Access Justice laws give people equal opportunity to enjoy primary goods, ensuring that access to these goods is not allocated by markets and is not tilted in favor of wealth and privilege. But Access Justice often fails to meet its egalitarian aspirations, because access and its benefits are deployed disproportionately by elites, yet paid for directly by public budgets and indirectly by weaker groups. In this lecture, Professor Ben-Shahar explains why Access Justice law can unintentionally hurt weak groups in a variety of areas — access to courts, information, insurance, internet, and many more.

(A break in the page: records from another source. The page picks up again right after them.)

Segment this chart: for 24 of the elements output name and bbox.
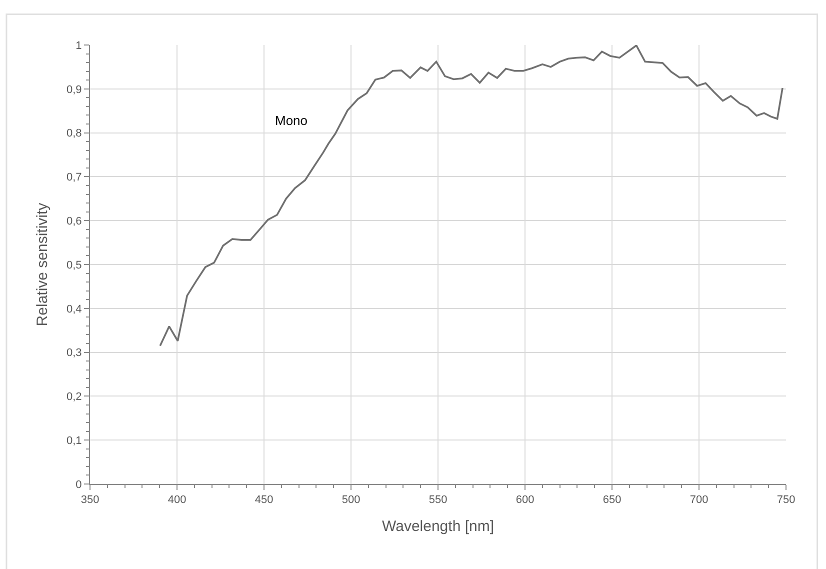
y-tick-label: 0 (76, 478, 82, 491)
y-tick-label: 0,6 (66, 215, 82, 228)
x-tick-label: 700 (690, 494, 708, 506)
x-tick-label: 350 (80, 494, 100, 506)
x-tick-label: 650 (602, 494, 622, 506)
y-tick-label: 1 (76, 40, 82, 52)
y-tick-label: 0,4 (66, 303, 82, 316)
x-tick-label: 600 (516, 494, 534, 506)
x-tick-label: 450 (254, 494, 274, 506)
x-tick-label: 400 (168, 494, 186, 506)
y-axis-title: Relative sensitivity (34, 202, 51, 326)
x-tick-label: 500 (342, 494, 360, 506)
y-tick-label: 0,3 (66, 347, 82, 360)
y-tick-label: 0,1 (66, 434, 82, 447)
y-tick-label: 0,8 (66, 128, 82, 140)
line-series (159, 45, 784, 347)
y-tick-label: 0,7 (66, 172, 82, 184)
x-tick-label: 750 (776, 494, 796, 506)
y-tick-label: 0,5 (66, 259, 82, 272)
x-tick-label: 550 (428, 494, 448, 506)
x-axis-title: Wavelength [nm] (382, 518, 494, 536)
text: Mono (275, 113, 308, 128)
y-tick-label: 0,2 (66, 391, 82, 404)
y-tick-label: 0,9 (66, 84, 82, 96)
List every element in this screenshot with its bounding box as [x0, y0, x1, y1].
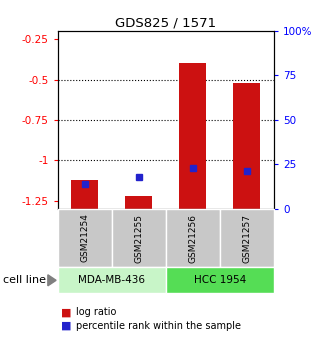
Title: GDS825 / 1571: GDS825 / 1571 — [115, 17, 216, 30]
Text: log ratio: log ratio — [76, 307, 116, 317]
Text: GSM21257: GSM21257 — [242, 214, 251, 263]
Bar — [125, 196, 152, 209]
Bar — [71, 180, 98, 209]
Text: percentile rank within the sample: percentile rank within the sample — [76, 321, 241, 331]
Bar — [179, 63, 206, 209]
Bar — [233, 83, 260, 209]
Text: cell line: cell line — [3, 275, 46, 285]
Text: GSM21254: GSM21254 — [80, 214, 89, 263]
Text: GSM21255: GSM21255 — [134, 214, 143, 263]
Text: HCC 1954: HCC 1954 — [194, 275, 246, 285]
Text: MDA-MB-436: MDA-MB-436 — [78, 275, 145, 285]
Text: ■: ■ — [61, 307, 72, 317]
Text: ■: ■ — [61, 321, 72, 331]
Text: GSM21256: GSM21256 — [188, 214, 197, 263]
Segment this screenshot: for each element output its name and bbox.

Omri Ben-Shahar earned his PhD in Economics and SJD from Harvard in 1995 and his BA and LLB from the Hebrew University in 1990. Before coming to Chicago, he was the Kirkland & Ellis Professor of Law and Economics at the University of Michigan. Prior to that, he taught at Tel-Aviv University, was a member of Israel's Antitrust Court and clerked at the Supreme Court of Israel. He teaches contracts, sales, insurance Law, consumer law, e-commerce, food and drug law, law and economics, and game theory and the law. He writes in the fields of contract law and consumer protection. He is the co-author of More Than You Wanted to Know: The Failure of Mandated Disclosure (Princeton 2014). Ben-Shahar is the Kearny Director of the Coase-Sandor Institute for Law and Economics, and the Editor of the Journal of Legal Studies. He is also the Co-Reporter with Oren Bar-Gill for the Restatement Third of Consumer Contracts.
This lecture was recorded on March 3, 2015, as part of the Chicago's Best Ideas lecture series.